Article 10(2) requires that training, validation, and testing datasets for high-risk AI systems are subject to data governance and management practices covering the design choices behind data collection, data preparation operations (annotation, labelling, cleaning, enrichment, and aggregation), and the formulation of relevant assumptions. Article 10(3) requires that datasets be relevant, sufficiently representative, and free of errors and complete to the extent possible for the intended purpose. Article 10(5) explicitly permits the processing of special categories of personal data, such as health data or data revealing racial or ethnic origin, for the purpose of detecting and correcting biases, subject to appropriate safeguards. Article 10(6) allows Member States to designate specific national frameworks for processing sensitive data in the bias correction context. The overall obligation is to ensure that bias-related risks identified under Article 9 are actually addressed at the data level.

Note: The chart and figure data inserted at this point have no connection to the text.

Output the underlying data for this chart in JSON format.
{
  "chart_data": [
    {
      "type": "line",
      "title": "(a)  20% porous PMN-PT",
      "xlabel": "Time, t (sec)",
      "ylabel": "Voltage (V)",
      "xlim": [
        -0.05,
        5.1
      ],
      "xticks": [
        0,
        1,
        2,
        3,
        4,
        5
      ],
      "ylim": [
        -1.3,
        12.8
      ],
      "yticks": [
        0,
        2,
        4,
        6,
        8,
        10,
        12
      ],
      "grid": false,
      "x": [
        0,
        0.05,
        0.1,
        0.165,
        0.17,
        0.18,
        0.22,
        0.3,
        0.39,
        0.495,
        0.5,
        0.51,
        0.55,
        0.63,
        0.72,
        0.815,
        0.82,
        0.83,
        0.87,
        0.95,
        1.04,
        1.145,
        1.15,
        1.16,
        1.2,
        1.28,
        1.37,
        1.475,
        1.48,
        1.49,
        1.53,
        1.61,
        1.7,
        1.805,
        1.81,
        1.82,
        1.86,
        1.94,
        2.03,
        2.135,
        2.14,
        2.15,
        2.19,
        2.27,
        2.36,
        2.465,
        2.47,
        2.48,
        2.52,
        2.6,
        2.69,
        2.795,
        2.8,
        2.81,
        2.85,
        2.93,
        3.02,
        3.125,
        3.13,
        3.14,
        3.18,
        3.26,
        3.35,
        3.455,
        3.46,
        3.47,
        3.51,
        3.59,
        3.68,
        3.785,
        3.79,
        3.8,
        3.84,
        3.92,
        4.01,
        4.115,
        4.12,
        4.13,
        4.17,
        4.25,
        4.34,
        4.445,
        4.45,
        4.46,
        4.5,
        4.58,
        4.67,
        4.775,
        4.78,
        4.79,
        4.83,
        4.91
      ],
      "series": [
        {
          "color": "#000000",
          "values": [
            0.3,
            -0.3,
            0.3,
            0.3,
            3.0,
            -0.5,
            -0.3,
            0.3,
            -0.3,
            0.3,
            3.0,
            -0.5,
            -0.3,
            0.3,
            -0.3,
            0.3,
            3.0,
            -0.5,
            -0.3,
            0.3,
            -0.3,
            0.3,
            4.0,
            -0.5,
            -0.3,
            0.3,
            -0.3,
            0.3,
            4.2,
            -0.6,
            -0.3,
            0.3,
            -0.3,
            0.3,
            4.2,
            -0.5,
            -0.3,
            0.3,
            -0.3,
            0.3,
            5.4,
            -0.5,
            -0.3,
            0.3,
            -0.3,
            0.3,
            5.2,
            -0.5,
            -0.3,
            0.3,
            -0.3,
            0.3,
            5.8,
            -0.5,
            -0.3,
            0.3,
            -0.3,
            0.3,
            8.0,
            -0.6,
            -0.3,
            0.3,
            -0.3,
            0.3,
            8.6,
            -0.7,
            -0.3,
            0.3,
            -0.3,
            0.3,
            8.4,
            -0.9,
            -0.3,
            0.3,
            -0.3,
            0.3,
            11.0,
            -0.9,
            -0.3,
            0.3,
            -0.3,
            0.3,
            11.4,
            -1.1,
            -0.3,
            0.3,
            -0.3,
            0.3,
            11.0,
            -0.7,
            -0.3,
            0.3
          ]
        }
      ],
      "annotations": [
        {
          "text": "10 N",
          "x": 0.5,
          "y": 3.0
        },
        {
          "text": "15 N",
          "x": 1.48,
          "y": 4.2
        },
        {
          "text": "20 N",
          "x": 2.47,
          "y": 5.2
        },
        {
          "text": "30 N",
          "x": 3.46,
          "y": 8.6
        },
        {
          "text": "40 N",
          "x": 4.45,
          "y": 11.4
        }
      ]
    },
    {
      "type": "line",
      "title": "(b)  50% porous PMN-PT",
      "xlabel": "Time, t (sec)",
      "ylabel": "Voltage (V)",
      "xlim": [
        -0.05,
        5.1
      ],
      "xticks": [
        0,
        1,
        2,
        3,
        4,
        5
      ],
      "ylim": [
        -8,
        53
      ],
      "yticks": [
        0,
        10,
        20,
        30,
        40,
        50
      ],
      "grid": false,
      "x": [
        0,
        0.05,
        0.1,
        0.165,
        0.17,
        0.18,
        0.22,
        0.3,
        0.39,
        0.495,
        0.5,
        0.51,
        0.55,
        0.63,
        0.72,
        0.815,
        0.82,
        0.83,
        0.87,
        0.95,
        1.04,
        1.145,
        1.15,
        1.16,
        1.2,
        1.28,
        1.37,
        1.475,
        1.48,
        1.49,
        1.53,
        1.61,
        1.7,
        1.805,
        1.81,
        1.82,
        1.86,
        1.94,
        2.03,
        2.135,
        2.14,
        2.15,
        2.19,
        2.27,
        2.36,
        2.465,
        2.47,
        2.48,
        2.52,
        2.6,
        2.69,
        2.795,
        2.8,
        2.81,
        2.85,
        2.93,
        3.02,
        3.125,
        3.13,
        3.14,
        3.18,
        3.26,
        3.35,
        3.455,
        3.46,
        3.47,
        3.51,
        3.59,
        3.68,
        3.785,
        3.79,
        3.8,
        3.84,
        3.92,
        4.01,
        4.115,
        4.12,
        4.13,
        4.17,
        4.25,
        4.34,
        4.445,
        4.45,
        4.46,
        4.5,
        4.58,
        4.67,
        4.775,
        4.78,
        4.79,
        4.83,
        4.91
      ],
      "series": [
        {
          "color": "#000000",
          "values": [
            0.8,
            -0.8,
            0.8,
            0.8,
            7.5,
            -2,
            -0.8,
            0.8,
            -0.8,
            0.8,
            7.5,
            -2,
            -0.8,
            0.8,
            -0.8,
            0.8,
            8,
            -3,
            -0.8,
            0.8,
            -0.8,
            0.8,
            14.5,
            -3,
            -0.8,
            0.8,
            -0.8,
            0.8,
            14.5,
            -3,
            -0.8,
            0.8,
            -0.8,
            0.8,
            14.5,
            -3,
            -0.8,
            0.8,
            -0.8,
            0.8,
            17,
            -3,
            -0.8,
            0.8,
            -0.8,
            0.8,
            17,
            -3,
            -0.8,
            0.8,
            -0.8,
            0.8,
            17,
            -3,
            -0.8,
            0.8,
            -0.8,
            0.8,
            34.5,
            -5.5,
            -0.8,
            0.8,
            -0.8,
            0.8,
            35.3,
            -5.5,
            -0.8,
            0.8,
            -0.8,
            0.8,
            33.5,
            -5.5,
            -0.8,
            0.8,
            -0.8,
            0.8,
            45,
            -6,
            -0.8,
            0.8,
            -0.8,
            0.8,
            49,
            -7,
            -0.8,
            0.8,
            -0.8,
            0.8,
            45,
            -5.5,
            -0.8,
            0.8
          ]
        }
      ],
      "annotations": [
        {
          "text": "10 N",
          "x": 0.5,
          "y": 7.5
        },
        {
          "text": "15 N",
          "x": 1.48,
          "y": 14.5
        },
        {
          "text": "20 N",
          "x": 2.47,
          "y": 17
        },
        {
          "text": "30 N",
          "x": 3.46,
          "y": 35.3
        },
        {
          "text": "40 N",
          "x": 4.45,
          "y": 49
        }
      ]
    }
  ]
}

What this means for your business

If you are training a model on historical recruitment data, you need to document the demographic composition of that dataset and show you have assessed and mitigated representational biases. If you are building a medical AI system, your training data curation process needs to be documented in sufficient detail that a notified body reviewing your technical documentation under Article 11 can follow the logic from raw data to deployed model. Data quality is no longer an internal engineering concern; it is a compliance artefact. For startups using third-party datasets or foundation models fine-tuned on licensed data, you also need to document the provenance of that data and confirm it meets the Article 10 relevance and representativeness standards for your specific use case.

Steps to get compliant

1. Inventory every dataset used in training, validation, and testing for each high-risk AI system, documenting source, collection method, and any preprocessing steps applied.
2. Assess each dataset against the Article 10(3) criteria of relevance, representativeness, and freedom from errors, and document the findings and any remediation actions taken.
3. If your system operates in a domain where protected characteristics are relevant to bias assessment (employment, credit, healthcare), design a bias detection protocol and document the process and outcomes.
4. Integrate dataset documentation into your Article 11 technical documentation package so that data governance records are maintained alongside model cards, architecture descriptions, and test results.